Um der Gefahr zu entgehen, Gott und Mensch auf unzulässige Weise gleichzusetzen, trägt Guardini in seinen Text weitere Differenzierungen ein. Er verweist beispielsweise darauf, „daß in den beiden Sätzen ‚hier ist Gott‘ und ‚hier bin ich‘ das Wort ‚ist‘ verschiedenen Sinn hat.“14 Denn – so lese ich weiter – „Gott ist in einer Weise da, wie sonst nichts und niemand.“15 Das war wohl auch den Nazi-Ideologen ins Stammbuch geschrieben.16
Wie aber kann diese göttliche Weise des Seins theologisch beschrieben werden?
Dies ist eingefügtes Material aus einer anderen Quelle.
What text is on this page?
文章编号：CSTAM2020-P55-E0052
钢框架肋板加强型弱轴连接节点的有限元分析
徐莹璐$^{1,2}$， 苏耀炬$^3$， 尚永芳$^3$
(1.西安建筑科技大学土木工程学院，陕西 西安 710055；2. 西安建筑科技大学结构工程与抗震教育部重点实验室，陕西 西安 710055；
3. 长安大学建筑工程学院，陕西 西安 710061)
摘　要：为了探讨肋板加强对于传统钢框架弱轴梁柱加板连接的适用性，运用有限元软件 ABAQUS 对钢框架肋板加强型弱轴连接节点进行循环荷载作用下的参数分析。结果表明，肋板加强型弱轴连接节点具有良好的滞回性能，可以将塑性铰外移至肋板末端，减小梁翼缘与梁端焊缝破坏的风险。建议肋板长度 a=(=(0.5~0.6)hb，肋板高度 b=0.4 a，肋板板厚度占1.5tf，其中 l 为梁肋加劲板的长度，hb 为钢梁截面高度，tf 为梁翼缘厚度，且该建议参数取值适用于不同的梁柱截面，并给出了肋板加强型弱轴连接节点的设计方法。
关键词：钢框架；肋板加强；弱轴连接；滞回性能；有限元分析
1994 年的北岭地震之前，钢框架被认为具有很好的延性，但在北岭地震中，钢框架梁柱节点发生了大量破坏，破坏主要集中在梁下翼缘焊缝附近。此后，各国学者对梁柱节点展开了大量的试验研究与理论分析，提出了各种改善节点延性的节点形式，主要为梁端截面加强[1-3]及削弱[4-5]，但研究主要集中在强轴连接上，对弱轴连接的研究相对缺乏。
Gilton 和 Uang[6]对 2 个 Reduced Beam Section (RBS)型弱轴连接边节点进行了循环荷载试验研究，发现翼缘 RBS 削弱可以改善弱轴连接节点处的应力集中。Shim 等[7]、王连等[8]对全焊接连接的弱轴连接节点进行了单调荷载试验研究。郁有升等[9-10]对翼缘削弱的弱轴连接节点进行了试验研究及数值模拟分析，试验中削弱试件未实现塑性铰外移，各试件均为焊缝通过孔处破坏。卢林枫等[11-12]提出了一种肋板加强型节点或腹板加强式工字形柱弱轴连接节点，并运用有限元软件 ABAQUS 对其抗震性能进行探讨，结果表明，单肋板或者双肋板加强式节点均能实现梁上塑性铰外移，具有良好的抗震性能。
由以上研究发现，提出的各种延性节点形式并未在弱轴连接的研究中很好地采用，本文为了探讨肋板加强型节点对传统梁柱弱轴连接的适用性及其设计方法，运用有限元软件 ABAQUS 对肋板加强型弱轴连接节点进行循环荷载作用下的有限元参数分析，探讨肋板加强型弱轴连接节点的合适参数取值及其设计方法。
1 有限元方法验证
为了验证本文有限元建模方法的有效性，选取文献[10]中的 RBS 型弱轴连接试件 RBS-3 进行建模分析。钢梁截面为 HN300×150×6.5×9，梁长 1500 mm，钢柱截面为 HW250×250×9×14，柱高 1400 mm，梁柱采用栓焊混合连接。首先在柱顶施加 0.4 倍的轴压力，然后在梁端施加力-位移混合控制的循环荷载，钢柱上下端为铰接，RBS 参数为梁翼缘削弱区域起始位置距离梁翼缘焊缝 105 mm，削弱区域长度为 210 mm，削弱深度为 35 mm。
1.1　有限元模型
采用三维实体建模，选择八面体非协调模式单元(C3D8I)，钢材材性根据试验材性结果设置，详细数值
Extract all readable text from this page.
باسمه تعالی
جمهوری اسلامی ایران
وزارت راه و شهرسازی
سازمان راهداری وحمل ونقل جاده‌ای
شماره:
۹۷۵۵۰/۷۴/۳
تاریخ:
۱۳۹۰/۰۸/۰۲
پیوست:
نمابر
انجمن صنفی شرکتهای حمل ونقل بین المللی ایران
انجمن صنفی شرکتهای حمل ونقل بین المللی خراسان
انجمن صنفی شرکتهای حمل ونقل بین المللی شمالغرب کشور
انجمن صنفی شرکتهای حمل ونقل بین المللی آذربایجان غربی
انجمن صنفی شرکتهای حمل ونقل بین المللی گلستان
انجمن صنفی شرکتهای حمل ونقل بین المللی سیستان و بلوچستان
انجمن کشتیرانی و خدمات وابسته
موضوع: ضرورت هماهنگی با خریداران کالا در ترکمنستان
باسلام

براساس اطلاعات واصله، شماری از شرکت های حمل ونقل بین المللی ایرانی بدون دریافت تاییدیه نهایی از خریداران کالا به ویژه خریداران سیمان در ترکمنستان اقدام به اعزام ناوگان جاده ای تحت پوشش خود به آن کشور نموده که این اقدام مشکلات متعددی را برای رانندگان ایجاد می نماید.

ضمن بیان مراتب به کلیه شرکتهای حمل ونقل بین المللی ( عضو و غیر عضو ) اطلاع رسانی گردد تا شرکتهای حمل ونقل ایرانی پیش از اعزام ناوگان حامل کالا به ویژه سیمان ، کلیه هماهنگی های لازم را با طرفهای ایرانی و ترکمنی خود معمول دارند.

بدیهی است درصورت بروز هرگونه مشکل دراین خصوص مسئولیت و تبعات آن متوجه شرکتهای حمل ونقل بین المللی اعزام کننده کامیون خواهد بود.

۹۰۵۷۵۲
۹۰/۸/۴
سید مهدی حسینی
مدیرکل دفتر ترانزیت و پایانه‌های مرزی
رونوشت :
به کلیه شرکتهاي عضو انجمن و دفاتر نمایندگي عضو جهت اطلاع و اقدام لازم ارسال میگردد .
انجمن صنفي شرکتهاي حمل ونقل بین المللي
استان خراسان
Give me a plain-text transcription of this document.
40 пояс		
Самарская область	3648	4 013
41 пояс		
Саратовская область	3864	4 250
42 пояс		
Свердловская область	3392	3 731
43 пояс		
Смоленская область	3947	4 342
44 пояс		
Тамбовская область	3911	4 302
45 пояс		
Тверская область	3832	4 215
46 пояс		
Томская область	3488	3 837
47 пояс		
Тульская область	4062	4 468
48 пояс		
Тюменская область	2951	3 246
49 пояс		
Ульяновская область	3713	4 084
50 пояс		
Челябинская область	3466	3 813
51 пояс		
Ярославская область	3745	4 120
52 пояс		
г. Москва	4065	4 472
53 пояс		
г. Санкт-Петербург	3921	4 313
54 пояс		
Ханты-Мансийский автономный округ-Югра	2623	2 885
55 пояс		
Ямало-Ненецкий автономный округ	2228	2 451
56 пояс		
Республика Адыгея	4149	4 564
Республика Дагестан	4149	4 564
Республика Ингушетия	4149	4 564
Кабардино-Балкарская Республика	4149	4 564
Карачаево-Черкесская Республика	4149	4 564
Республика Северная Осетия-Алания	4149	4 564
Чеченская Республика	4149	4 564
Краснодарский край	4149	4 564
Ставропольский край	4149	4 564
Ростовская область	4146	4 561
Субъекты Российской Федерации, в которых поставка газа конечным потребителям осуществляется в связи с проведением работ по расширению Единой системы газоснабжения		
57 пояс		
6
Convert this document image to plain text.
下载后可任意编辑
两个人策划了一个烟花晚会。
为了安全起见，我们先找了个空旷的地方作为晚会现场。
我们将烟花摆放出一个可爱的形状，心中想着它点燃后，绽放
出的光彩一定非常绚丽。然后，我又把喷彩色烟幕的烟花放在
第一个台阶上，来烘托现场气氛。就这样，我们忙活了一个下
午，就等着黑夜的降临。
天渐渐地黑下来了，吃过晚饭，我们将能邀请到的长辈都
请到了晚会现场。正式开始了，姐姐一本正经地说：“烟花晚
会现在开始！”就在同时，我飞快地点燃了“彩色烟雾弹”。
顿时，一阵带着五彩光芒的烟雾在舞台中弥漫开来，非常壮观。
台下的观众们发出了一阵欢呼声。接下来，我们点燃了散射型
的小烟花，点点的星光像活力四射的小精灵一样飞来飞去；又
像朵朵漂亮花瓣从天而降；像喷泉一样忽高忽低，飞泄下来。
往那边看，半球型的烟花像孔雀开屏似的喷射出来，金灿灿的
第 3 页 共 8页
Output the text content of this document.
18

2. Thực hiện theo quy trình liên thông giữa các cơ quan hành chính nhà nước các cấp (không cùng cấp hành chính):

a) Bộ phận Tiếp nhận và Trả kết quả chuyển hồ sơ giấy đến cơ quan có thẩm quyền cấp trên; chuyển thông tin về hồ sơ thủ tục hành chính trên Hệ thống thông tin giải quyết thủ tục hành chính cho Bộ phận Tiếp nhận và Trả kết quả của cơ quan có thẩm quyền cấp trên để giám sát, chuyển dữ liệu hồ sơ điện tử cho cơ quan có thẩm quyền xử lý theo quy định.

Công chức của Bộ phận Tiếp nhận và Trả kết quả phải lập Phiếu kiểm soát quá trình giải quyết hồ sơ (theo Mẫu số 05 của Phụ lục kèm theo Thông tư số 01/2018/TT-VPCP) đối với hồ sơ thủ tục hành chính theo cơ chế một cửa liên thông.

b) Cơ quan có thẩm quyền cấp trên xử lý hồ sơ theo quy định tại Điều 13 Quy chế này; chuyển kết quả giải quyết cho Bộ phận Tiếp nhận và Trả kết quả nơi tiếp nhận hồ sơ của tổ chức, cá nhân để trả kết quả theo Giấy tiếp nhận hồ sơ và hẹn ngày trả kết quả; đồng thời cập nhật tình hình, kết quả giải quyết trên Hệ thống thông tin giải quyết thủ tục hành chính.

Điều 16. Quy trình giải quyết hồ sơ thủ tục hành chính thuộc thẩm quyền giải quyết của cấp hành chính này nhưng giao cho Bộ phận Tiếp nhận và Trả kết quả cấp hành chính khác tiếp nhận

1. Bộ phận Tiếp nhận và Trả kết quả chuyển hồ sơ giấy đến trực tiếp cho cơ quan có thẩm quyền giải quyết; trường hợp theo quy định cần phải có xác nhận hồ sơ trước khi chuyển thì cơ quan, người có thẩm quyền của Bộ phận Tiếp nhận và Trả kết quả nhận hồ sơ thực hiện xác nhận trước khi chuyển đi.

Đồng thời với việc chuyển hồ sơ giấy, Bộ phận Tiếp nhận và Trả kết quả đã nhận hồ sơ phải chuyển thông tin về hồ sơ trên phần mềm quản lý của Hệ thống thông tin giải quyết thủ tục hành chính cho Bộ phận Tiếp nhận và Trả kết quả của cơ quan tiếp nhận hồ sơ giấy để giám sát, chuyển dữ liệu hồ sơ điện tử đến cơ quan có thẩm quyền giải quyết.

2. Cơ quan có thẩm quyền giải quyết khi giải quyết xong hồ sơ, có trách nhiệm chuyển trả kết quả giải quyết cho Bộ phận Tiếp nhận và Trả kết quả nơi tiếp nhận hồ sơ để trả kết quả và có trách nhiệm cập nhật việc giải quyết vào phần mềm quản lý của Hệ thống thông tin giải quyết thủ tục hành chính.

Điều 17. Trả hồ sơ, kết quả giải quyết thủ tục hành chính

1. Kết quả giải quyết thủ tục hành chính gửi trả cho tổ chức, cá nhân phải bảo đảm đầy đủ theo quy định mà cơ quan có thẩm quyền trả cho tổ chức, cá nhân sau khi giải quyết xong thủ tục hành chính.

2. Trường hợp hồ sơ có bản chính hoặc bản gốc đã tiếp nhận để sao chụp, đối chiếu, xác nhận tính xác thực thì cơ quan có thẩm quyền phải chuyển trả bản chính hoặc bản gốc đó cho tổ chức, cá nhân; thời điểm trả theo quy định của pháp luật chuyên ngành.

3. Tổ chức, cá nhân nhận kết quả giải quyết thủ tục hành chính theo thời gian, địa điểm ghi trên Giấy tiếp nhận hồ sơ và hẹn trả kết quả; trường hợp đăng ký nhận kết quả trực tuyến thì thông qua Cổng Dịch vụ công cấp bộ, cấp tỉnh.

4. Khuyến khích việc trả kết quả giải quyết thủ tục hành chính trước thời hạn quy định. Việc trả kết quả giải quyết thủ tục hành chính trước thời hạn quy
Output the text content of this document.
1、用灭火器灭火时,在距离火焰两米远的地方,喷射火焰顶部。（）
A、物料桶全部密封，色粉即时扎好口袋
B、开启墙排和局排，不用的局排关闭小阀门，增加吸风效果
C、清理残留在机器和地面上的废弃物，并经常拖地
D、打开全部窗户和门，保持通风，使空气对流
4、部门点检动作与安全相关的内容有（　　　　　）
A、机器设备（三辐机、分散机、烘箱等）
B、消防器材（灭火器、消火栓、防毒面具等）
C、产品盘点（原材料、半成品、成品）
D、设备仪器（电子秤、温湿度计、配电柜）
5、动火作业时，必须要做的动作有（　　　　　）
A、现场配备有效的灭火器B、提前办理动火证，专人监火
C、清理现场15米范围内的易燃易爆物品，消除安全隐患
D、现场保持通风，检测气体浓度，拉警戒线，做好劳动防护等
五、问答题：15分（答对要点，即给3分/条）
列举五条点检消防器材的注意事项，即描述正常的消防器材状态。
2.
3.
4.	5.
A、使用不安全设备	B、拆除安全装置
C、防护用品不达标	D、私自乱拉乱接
Ich lasse Guardini noch einmal zu Wort kommen:
Gott, so erläutert er, „ist aus sich und durch sich selbst; so ist Er allein wesenhaft und eigentlich seiend. Die Schrift drückt es so aus, daß sie sagt, Er sei der ‚Herr‘. Das wird er nicht erst dadurch, daß es Dinge gibt, über die Er Macht hat, sondern Er ist der Herr seiner selbst, herrenhaft von Wesen, herrscherlich seiend. Ich hingegen bin nicht aus mir und durch mich selbst, sondern durch Ihn. Nicht wesenhaft, sondern von seinen Gnaden. Nicht eigentlich, sondern durch Anteil.“17
Dieser Anteil an Gott, durch den wir als Menschen überhaupt sind, entspricht genau dem, was Paulus im Römerbrief als „Erbe“ bezeichnet. In diesem Sinn beschließt Guardini das entsprechende Kapitel seiner „Schule des Betens“ mit einer differenzierenden Erläuterung zu dem Satz „Hier ist Gott – und hier bin auch ich“:
„Zwischen meinem Sein und dem seinigen steht im Grunde kein ‚und‘. (…) Mein Sein steht anders zum Sein Gottes (…): ich bin nur ‚von Ihm‘ und ‚durch Ihn‘.“18
Das aber heißt, dass auch meine Macht und damit alle menschliche Macht in der Kirche – einschließlich der amtlichen – bloß ‚von Gott‘ und ‚durch ihn‘ verliehen ist. Dieses Abhängigkeits- oder Erbverhältnis als Maßstab anzuerkennen, bedarf auf menschlicher Seite einer Haltung der Demut. Dazu schieb Guardini in seinem bereits erwähnten Büchlein „Die Macht“:
„Demut im christlichen Sinn ist eine Tugend der Kraft, nicht der Schwäche. (…) Der die Haltung der Demut zuerst verwirklicht und sie dem Menschen ermöglicht hat, ist Gott selbst“19.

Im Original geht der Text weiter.